Sunlight, friction, heat, and time keep breaking larger debris apart, which steadily increases the number of particles people can swallow.
The intestine matters first because that is where these particles meet digestion, mucus, and the cells lining the body.
Edible microbes looked attractive for use in the gut, since they might intercept contaminants at the entry point instead of after wider spread.
Why kimchi matters
Kimchi carries lactic acid bacteria, microbes that drive fermentation and sour flavor, giving researchers a large pool of food-safe candidates.
Unlike many environmental bacteria, kimchi microbes came from a food people have eaten for generations, which changed the practical stakes.
A long history of eating fermented-food microbes helped the researchers avoid building a gut strategy around strains that might carry their own risks.
The result hinted that familiar fermented foods may contain useful microbes with jobs beyond flavor and preservation.
Limits of this result
Polystyrene served as the test plastic, so nobody yet knew whether the same strain would bind every common polymer.
Human digestion is also messier than lab fluid, with mixed meals, enzymes, bile, and countless resident microbes.
Longer studies will need to test real microbial communities and ask whether binding changes absorption, inflammation, or normal gut ecology.
Without human trials and longer follow-up, the work remained promising but preliminary rather than a direct answer for plastic exposure.
Plastic pollution and kimchi
Plastic pollution now touched food science and gut biology at once, making this finding matter beyond one fermented dish.

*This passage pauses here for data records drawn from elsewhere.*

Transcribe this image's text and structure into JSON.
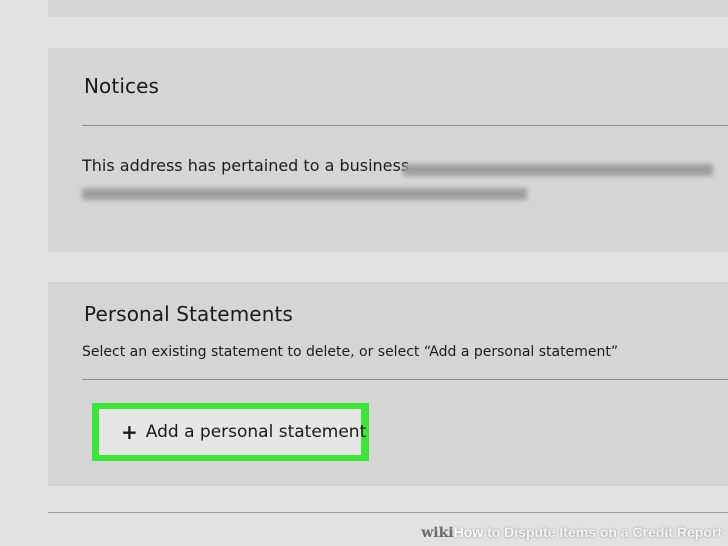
{
  "notices": {
    "title": "Notices",
    "text": "This address has pertained to a business"
  },
  "personal_statements": {
    "title": "Personal Statements",
    "instructions": "Select an existing statement to delete, or select “Add a personal statement”",
    "add_button_label": "Add a personal statement",
    "highlight_color": "#3ee43a"
  },
  "icons": {
    "add": "plus-icon"
  },
  "watermark": {
    "brand": "wiki",
    "how": "How",
    "title": " to Dispute Items on a Credit Report"
  }
}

“Plastic pollution is increasingly recognized not only as an environmental issue but also as a public health concern. Our findings suggest that microorganisms derived from traditional fermented foods could represent a new biological approach to address this emerging challenge,” Lee said.
The interpretation fit the evidence, because the particles were caught in the intestine before movement through the body could occur.
What happens next?
Nobody should treat a serving of kimchi as proof of plastic removal, because the strain tested here was isolated and carefully measured.

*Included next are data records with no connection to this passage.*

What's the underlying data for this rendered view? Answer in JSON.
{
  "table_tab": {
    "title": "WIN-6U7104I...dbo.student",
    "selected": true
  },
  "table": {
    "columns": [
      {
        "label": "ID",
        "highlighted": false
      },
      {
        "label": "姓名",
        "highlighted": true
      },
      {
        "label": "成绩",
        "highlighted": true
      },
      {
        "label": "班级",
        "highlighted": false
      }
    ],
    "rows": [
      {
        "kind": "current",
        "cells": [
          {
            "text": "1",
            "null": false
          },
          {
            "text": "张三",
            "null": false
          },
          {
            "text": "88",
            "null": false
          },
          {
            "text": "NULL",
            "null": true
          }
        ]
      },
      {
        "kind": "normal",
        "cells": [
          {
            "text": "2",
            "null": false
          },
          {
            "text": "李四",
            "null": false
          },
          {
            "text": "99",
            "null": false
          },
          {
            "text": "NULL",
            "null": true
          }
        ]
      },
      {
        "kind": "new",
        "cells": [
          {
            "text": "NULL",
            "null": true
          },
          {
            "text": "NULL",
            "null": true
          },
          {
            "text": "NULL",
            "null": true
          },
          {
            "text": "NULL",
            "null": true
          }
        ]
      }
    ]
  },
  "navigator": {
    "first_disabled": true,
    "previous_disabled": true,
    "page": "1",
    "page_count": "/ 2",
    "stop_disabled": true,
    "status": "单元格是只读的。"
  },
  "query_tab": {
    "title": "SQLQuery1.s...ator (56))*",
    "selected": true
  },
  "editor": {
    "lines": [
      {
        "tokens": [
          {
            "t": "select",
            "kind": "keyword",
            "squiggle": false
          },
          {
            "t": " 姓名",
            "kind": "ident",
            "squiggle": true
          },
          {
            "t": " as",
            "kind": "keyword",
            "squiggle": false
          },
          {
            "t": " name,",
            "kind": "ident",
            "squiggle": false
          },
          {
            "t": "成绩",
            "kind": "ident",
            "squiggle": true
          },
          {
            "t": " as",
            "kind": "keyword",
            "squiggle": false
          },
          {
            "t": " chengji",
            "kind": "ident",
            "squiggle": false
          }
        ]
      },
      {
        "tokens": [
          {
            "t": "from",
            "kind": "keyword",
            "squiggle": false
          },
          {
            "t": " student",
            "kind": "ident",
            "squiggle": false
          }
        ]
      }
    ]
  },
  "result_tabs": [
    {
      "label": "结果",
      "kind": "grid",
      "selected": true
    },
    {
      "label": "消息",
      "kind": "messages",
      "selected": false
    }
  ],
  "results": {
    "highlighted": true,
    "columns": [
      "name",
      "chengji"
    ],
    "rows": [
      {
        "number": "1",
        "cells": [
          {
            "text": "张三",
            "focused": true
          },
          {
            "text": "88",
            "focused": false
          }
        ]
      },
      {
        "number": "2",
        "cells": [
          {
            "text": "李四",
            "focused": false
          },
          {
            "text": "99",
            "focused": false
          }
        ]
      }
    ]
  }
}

Controlled doses in a lab or mouse study do not mirror whatever amount ends up in an ordinary meal.
Screening fermented foods for stronger binders now looks like a practical next step, followed by careful human studies.

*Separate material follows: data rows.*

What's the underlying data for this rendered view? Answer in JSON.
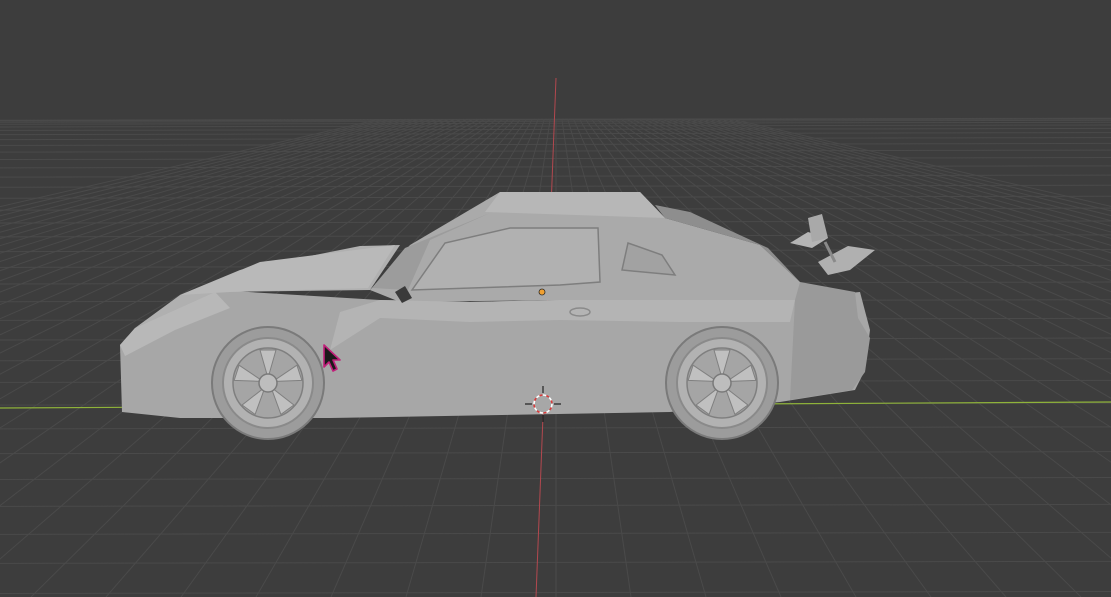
{
  "viewport": {
    "background_color": "#3d3d3d",
    "grid_color": "#4a4a4a",
    "x_axis_color": "#8fb33a",
    "y_axis_color": "#b3484f",
    "car_body_color": "#a9a9a9",
    "car_shadow_color": "#8a8a8a",
    "car_highlight_color": "#bdbdbd",
    "origin_dot_color": "#f0a030",
    "cursor_color": "#c0207a",
    "icons": [
      "3d-cursor-icon",
      "mouse-pointer-icon",
      "object-origin-icon"
    ]
  }
}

A screening approach could turn familiar microbes into targeted tools against contaminants people already take in during daily life.
Most plastic research has focused on pollution once it reaches oceans, soil, or organs, but this work stayed in the intestine.
By showing that one food microbe can hold nanoplastics where exposure begins, the study offers a modest, concrete kind of prevention.
The study is published in Bioresource Technology.